La linea Sguardi di Vincenti Delicacies è dedicata a un incarto che ripercorre tutte le bellezze della Sicilia, dai suoi misteri ai suoi eroi, agli ingredienti di qualità che si trovano a km zero. A renderlo buono il pistacchio di Bronte Dop, a cui si aggiungono le tipicità locali.

Gruè

Il Gianduioso della pasticceria romana Gruè, ha attirato la nostra attenzione per l’eleganza del suo packaging ma anche per la goduriosità del suo panettone al gianduja, che oltre alla pasta nocciola, vede nell’impasto tre differenti tipologie di cioccolato. Marta Boccanera e Felice Venanzi hanno creato un vero capolavoro con questo panettone, da cui è difficile staccarsi.

Panificio Toscano

Marco Lattanzi lancia il progetto “meticcio” per l’incrocio di più tecniche e ingredienti all’interno di un panettone, non tutti codificati. La simbologia sulla scatola rappresenta delle icone relative al viaggio che hanno portato Marco a diventare quello che è, tra città, luoghi ed esperienze.

Matteo Cunsolo e il panettone dal cuore d’oro

Un panettone bello dentro e fuori: un gesto dolce per portare a tavola la solidarietà. Matteo Cunsolo, panificatore de La Panetteria di Parabiago (Milano), presidente dell’Associazione Panificatori Confcommercio di Milano e Province e segretario Richemont Club Italia, per il terzo anno consecutivo prepara il panettone ai 4 cioccolati, metà del ricavato delle vendite andrà alla cooperativa La Ruota di Parabiago, impegnata nell’assistenza delle persone più deboli, come minori in difficoltà, disabili, prima infanzia.
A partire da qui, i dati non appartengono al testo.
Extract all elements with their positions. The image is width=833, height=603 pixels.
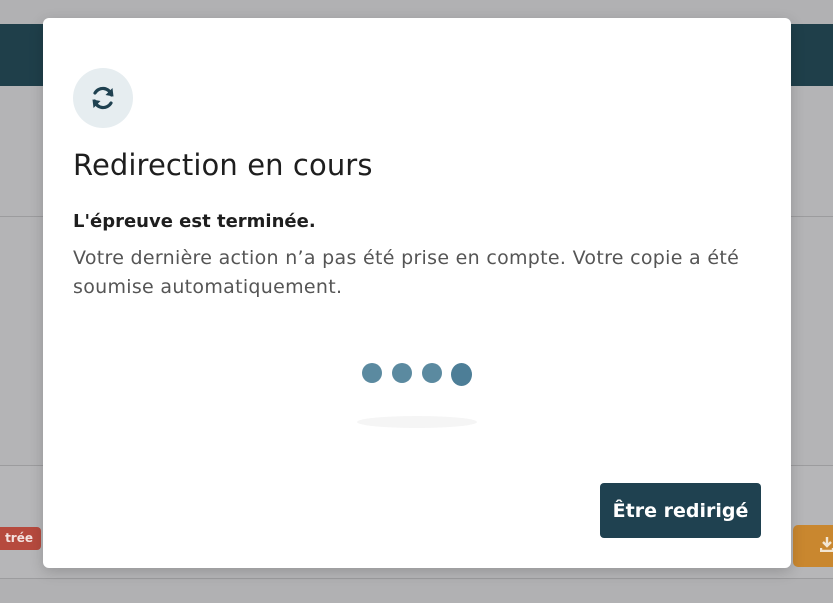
loading-dot (422, 363, 442, 383)
refresh-icon (92, 86, 114, 110)
loading-dot (362, 363, 382, 383)
modal-icon-circle (73, 68, 133, 128)
loader-shadow (357, 416, 477, 428)
background-status-badge: trée (0, 527, 41, 550)
redirect-modal: Redirection en cours L'épreuve est termi… (43, 18, 791, 568)
loading-dot (451, 363, 472, 386)
background-footer (0, 579, 833, 603)
modal-subtitle: L'épreuve est terminée. (73, 211, 316, 232)
background-download-button (793, 525, 833, 567)
loading-dots (361, 363, 481, 388)
download-icon (820, 537, 833, 552)
redirect-button[interactable]: Être redirigé (600, 483, 761, 538)
loading-dot (392, 363, 412, 383)
modal-message: Votre dernière action n’a pas été prise … (73, 247, 740, 298)
modal-title: Redirection en cours (73, 148, 373, 182)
Giovanni Cova &C e Raffaello

È custodito da oltre 400 anni in Pinacoteca Ambrosiana il meraviglioso cartone preparatorio de: “la Scuola di Atene” di Raffaello, il simbolo della perfezione pittorica nel mondo, dipinto nella Stanza della segnatura in Vaticano, recentemente al centro di un importante restauro, durato quattro anni, che ha riportato in luce l’originaria bellezza dell’opera. La sua riproduzione racchiude il Panettone Grancioccolato®, con granella di nocciole, mentre il Panettone Classico è avvolto nella riproduzione dell’opera di Raffaello “Lo Sposalizio della Vergine” che si trova alla Pinacoteca di Brera, capolavoro che sancisce l’ingresso del giovanissimo urbinate nell’Olimpo della grande arte.

Francesco Arena e il Melittone

L’Ambasciatore del gusto messinese Francesco Arena quest’anno ha ideato un panettone molto particolare, il “Melittone” con lievito madre, aromatizzato con miele di castagno e farcito con canditi di bergamotto, mandorle di Avola e uvetta fatta macerare 48 ore sottovuoto nell’idromele Nachè dell’apicoltore Claudio Meli che produce in maniera artigianale miele da ape nera siciliana. Il packaging ricorda le più belle maioliche siciliane.

Petronella e il panettone Made in Altamura

I Petronella dedicano il loro packaging alle radici del panettone. Sin dal nome del dolce, Pan de Toni. Sulla bellissima scatola dai colori caldi, è narrata la storia dell’invenzione del panettone. Sulle quattro facciate della confezione (bellissima anche da conservare e riutilizzare) si parte per un viaggio nel tempo, alla riscoperta del gusto antico e della sua moderna interpretazione “made in Altamura“.